Démission de Nicolas Hulot : les réactions

Nicolas Hulot a annoncé ce mardi 28 août sa décision de quitter le gouvernement. Nicolas Hulot a annoncé ce mardi 28 août sa décision de quitter le gouvernement.[Ludovic MARIN / AFP]

L'annonce de la décision de Nicolas Hulot de quitter le gouvernement, ce mardi 28 août, a suscité des réactions contrastées à travers la classe politique. 

Si le président de la République n'a pas encore commenté cette démission surprise, son entourage a affirmé à l'AFP que «Nicolas Hulot peut être fier de son bilan», et que «la détermination reste totale pour poursuivre avec le même niveau d'ambition». Le porte-parole du gouvernement, Benjamin Griveaux, a de son côté exprimé sa déception, notamment sur Twitter. 

Le président de l'Assemblée Nationale, François de Rugy a salué l’action de Nicolas Hulot «depuis 15 mois au sein du gouvernement pour enclencher des transformations écologiques profondes», et a assuré «respecter» sa décision.

Barbara Pompili, parfois citée pour remplacer Nicolas Hulot, estime que cette décision est «un appel à la réflexion et à l’action sur les enjeux vitaux du climat et de la biodiversité».

Ségolène Royale, pour sa part, «respecte le choix de Nicolas Hulot». Elle-même ancienne ministre de l’Environnement, estime que «la France doit garder le leadership climatique et être au combat avec les forces vives de la planète qui espèrent».

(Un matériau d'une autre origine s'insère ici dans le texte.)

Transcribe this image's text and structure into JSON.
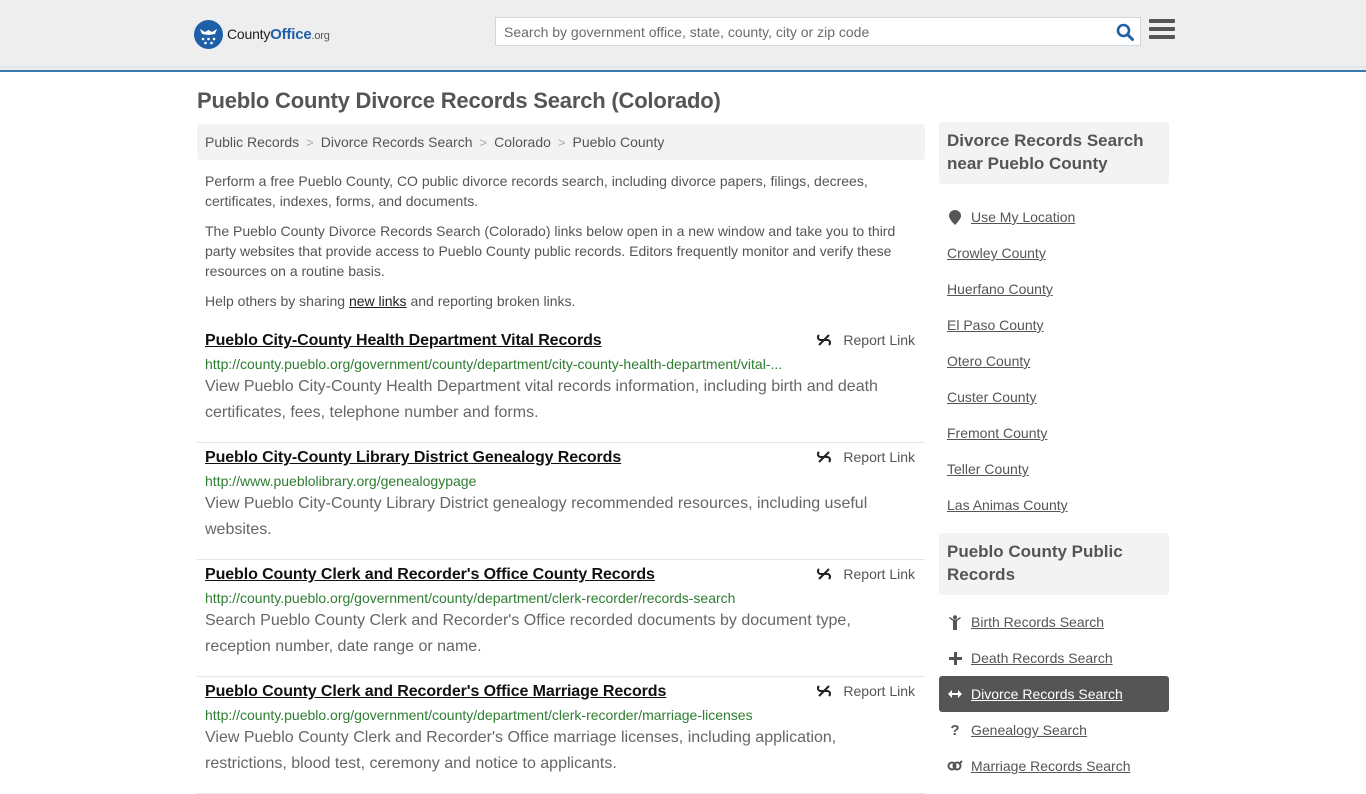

Le maire LR de Bordeaux, Alain Juppé, a, quant à lui, publié un message de soutien à l'écologiste, appelant à une prise de conscience générale sur les enjeux environnementaux, au-delà du buzz politique. 

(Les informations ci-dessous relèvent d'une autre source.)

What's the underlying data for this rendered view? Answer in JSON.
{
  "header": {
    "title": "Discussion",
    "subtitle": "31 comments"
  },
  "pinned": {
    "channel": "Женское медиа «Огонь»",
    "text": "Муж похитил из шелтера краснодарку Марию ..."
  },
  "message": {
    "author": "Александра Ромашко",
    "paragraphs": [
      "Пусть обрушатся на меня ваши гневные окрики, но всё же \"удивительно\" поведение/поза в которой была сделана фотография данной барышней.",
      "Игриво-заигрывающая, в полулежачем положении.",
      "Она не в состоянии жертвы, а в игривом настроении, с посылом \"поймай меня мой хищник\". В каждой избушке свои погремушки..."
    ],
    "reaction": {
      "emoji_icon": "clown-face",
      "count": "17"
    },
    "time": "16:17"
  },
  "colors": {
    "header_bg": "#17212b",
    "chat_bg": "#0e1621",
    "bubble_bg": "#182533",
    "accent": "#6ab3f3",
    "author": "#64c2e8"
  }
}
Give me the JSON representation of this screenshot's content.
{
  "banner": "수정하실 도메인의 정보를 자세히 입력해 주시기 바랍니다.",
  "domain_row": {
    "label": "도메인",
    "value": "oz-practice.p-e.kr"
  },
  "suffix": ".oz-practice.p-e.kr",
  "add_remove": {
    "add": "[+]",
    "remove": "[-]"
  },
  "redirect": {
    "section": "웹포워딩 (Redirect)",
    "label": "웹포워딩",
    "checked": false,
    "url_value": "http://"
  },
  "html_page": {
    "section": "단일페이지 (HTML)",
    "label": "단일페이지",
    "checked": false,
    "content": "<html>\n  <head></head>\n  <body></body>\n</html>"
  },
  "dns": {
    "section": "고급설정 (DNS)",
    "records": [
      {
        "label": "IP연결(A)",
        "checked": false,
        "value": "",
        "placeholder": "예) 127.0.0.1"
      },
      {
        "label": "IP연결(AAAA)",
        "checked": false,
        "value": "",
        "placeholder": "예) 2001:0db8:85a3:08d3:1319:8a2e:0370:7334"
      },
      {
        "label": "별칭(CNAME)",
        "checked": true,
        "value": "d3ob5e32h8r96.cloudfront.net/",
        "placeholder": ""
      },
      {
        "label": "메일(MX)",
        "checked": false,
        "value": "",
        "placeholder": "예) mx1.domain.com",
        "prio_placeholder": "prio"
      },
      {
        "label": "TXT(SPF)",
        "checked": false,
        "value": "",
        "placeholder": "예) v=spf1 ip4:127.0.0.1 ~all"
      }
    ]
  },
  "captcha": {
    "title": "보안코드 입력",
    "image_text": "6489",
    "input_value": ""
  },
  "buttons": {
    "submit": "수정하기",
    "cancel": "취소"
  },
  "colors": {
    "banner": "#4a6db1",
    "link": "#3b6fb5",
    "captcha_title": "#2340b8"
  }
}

Mais la vision à long terme de l'ex-Premier ministre n'est visiblement pas partagée par l'ensemble de son camp. Alors que Nicolas Hulot a appelé, ce matin sur France Inter, à «éviter les récupérations politiques», la porte-parole de LR Lydia Guirous a profité de sa démission pour tacler le président Emmanuel Macron. 

Quant à l'ancien président Nicolas Sarkozy, il a assuré sur France Culture que la décision de l'ex-ministre était secondaire, comparé à ce qu'il considère comme de vrais enjeux. «Qu'il y ait Monsieur Hulot ou pas, la question de l'immigration est centrale. Qu'il y ait Monsieur Hulot ou pas, la question du montant des impôts qu'on paye ou pas est centrale, c'est tellement plus important», a-t-il affirmé.

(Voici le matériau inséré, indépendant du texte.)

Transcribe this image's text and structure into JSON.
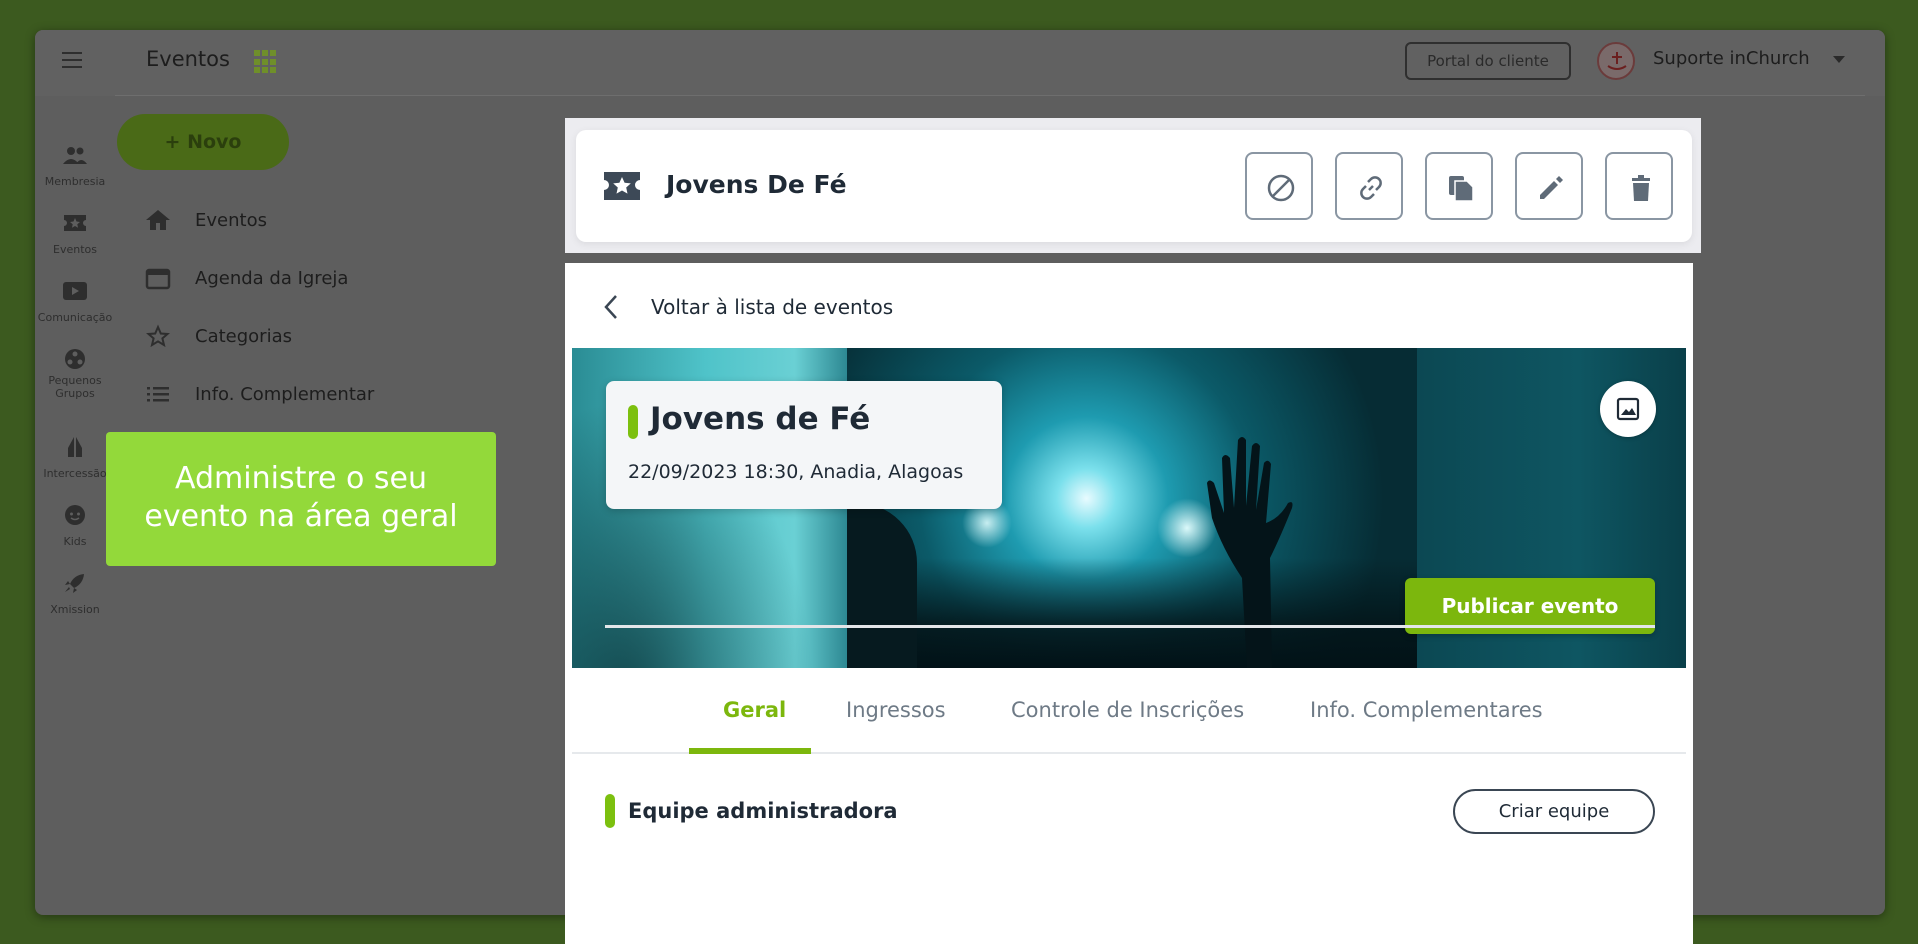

À gauche, la décision de l'ex-animateur de télévision est unanimement saluée. Pour la France Insoumise, c'est aussi l'occasion d'attaquer Emmanuel Macron, comme l'ont fait le chef de file du mouvement, Jean-Luc Mélenchon, et plusieurs députés, comme Alexis Corbière. 

Sans citer explicitement le président de la République, le premier secrétaire du PS, Olivier Faure, a lui aussi accusé le pouvoir d'avoir abandonné l'écologie, appelant «la gauche» - sans préciser laquelle - à reprendre le flambeau.

L'ex-candidat à la présidentielle Benoît Hamon a, de son côté, vanté le courage de Nicolas Hulot, et insisté sur le rôle problématique des lobbys, qui empêchent selon lui la transition écologique.

Enfin, plusieurs députés RN ont vu dans la décision de Nicolas Hulot une manifestation de l'hypocrisie supposée d'Emmanuel Macron en matière d'écologie. «Hulot montre que les préoccupations écologiques de Macron n'étaient qu'une posture», a ainsi affirmé Nicolas Bay au Monde.